El conejo quiso que en el programa se incluyera la carrera. El águila quiso que se incluyera la técnica de volar. El pez, la natación. La ardilla insistió en que debía agregarse el modo de trepar a los árboles en forma perpendicular y el topo exigió que todos cursaran la materia de cavar hoyos. Los demás animales también quisieron incluir su especialidad en el programa de modo que anotaron todo y cometieron el gran error de exigir que todos los animales cursasen la totalidad de las materias. Por supuesto que la escuela nunca funcionó.
La rebeldía en la juventud es natural, y si se fuerza a cavar hoyos a las águilas el problema se agrava. Los “maestros" le explican la importancia de cavar hoyos e incluso tildan de tonta al águila que se quiebra las alas y es incapaz de extraer tierra como un topo.
El momento de cambio en la educación ha llegado. Pero no está en los maestros intervenir en ese cambio, son parte interesada y justificarán la importancia de todos los cursos e incluso tratarán de incluir otros que también, a su juicio, serán necesarios. Tampoco está en los gobiernos, ya que su interés está centrado en mantenerse en el poder, en lugar de pensar en el desarrollo de la persona. Los gobiernos asumen que sólo ellos pueden corregir las cosas, o mejor dicho, no les conviene que otros las corrijan.
El cambio está en los padres de familia, los que por fin deben cuestionar y comprender lo que es una educación de calidad. Reconozco que no es fácil. Pero ¡vale la pena! Libérense a sí mismos y a sus hijos de la paranoia de la educación: estimulación temprana desde los seis meses, maternal a los dos años como si fuera preparatoria para ingresar al Kinder y cuando los niños al fin llegan al primer grado, ya son bachilleres que van a ingresar a la educación primaria, pero llevan una pesada mochila de conflictos emocionales a cuestas y un alto déficit de los atributos y virtudes que bien podrían caracterizar a un niño de seis años: espontaneidad, naturalidad, espíritu de fraternidad y no de competencia, originalidad y no creatividad artificial, autoestima, candidez, ganas de aprender. Si jamás le inculcamos lo que realmente necesitan aprender: a vivir jubilosamente, a valorarse y a tener conciencia de su propia dignidad, a ser ellos mismos y a desarrollar sus propias fortalezas, a convivir en armonía, a encontrar modelos de amor, entonces, crecerán desorientados, necesitados de amor y sin la capacidad de amar y sin la oportunidad de llegar a ser todo lo que pueden ser. Se puede aprender a amar, si estamos dispuestos a dedicarle el tiempo, la energía y la práctica necesarios, el amor consiste en compartir nuestro gozo con la gente.

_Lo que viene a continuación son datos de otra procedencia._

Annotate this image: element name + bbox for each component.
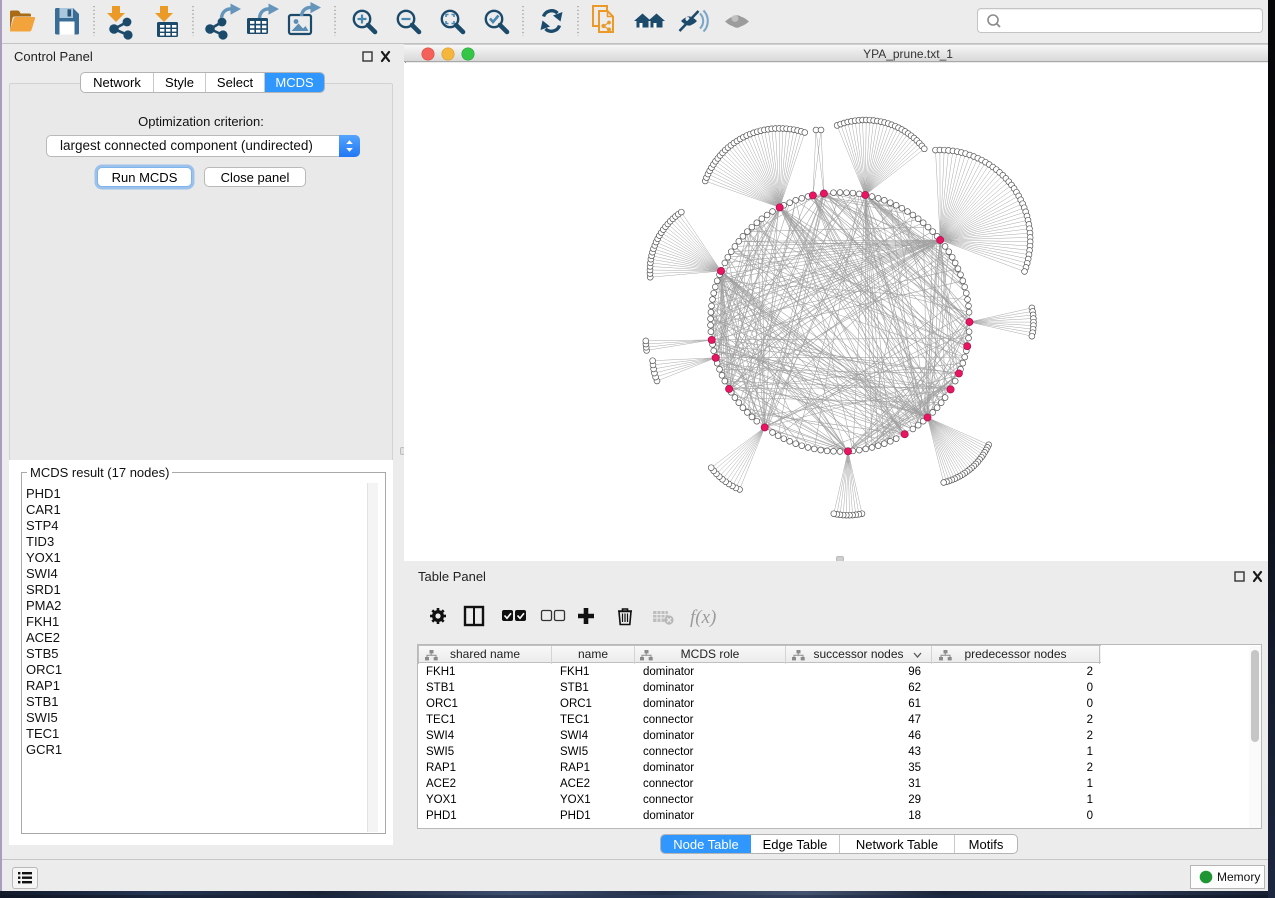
svg-text:f(x): f(x): [690, 607, 716, 628]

Nuestra tarea como padres no consiste en enviarlos al mejor colegio. Tenemos el deber de darles lo mejor de nosotros mismos: nuestro tiempo, nuestro amor, nuestra atención, nuestro espíritu, nuestra sabiduría, nuestra paciencia, nuestra comprensión. Debemos intentar configurar la vida bajo estas premisas. Aunque te conviertas en un bicho raro, aunque signifique prescindir de mayores ingresos materiales, aunque tengas que luchar con maestros e instituciones.
En nuestras manos esta permitir que esos seres que Dios nos ha confiado hoy, sean los líderes reales que se necesitaran mañana. ¡Ese es nuestro compromiso!